Second World War anti-invasion defences
Anti-invasion defences were defence structures erected during 1940-41 to counter an expected German invasion. The whole of Great Britain was defended to some extent and many of these sites still survive. The Defence of Britain Project, administered by the Council for British Archaeology, was established to identify and record surviving anti-invasion structures.
It can be searched online, and the project’s final report can also be downloaded.
Prisoner of War camps
Information about Second World War prisoner of war camps can be found in English Heritage’s Prisoner of War Camps, 1939-1948 report, which provides a national overview.
A staggering number of army camps were constructed in Wales during the twentieth century. Collectively, they had a significant impact on the landscape and form an important element of Wales’s military history. English Heritage recently commissioned a documentary study of the evidence for the construction and use of army camps in England, Scotland, Wales and Northern Ireland between 1858 and 2000 as part of the England's Army Camps project.

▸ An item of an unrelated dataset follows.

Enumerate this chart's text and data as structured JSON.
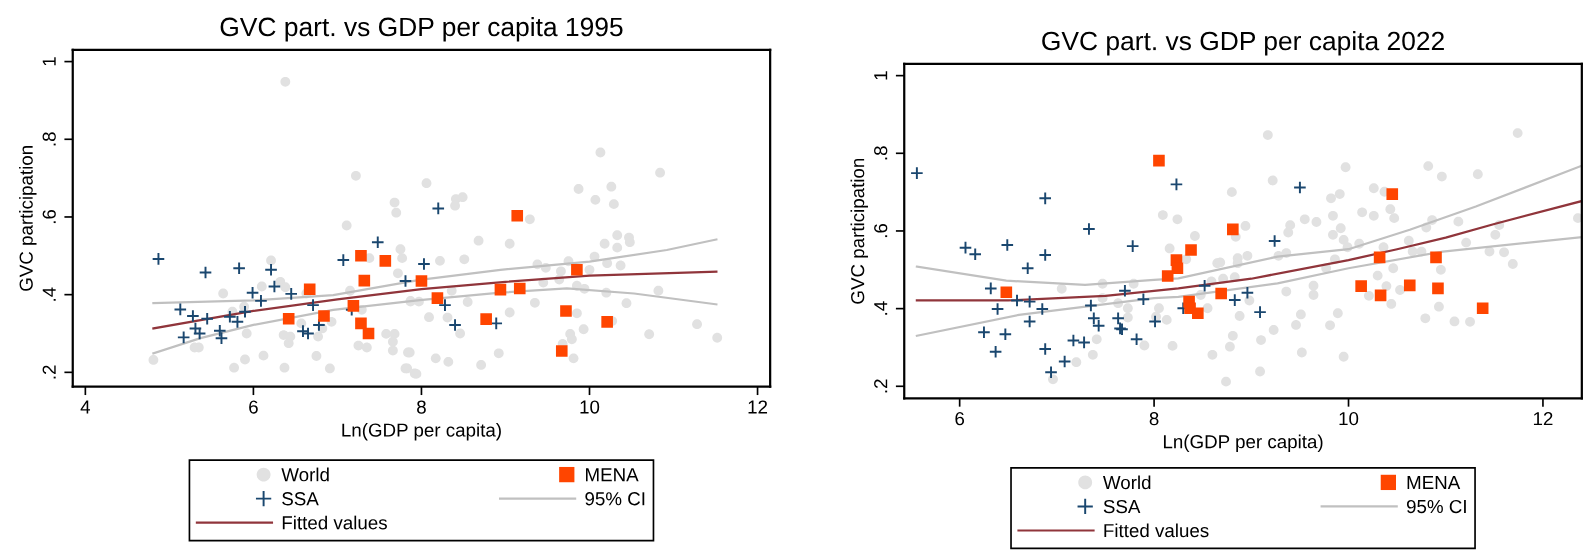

Using published and primary source material (largely held at The National Archives), the project produced a historical overview report and gazetteers containing information about the camps, their origins, occupation and current use.
The gazetteer of sites for the Mid Western District, which includes many examples from Wales, can also be downloaded.
Crashed military aircraft sites
Cadw considers crashed military aircraft sites to be archaeological sites. Although they receive protection under the Protection of Military Remains Act 1986 and can also be war graves and sometimes contain live ordnance, they have been recognised as archaeological sites since at least the Ancient Monuments and Archaeological Areas Act of 1979, which includes ‘crashed aircraft or the remains thereof' within its definition of a monument. These sites are not just collections of surface or buried artefacts awaiting casual recovery or rescue, they contain archaeological evidence about the aircraft and how it was maintained, evidence that will be lost if it is not correctly excavated, recorded and published. The Royal Commission on the Ancient and Historical Monuments of Wales is currently undertaking work to compile a database of all known military aircraft crash sites of all nationalities within Wales, both terrestrial and marine.
6. WCVA report on archaeological, civic and conservation societies
In February 2014, Cadw commissioned the Wales Council for Voluntary Action to undertake a research project to understand the health and activity of archaeological, civic and conservation societies.
Wales has a long tradition of forming societies to study the historic environment. In February 2014, Cadw commissioned the Wales Council for Voluntary Action to undertake a research project to understand the health and activity of archaeological, civic and conservation societies.
The brief was to establish the way the societies function, including their purpose, geographic scope, composition, financial support, activities, and online presence; how groups seek to develop in the future and how they currently work with other parts of the heritage sector.
The findings will be used to identify the opportunities for partnership working between the national heritage sector and archaeology, civic and heritage conservation groups.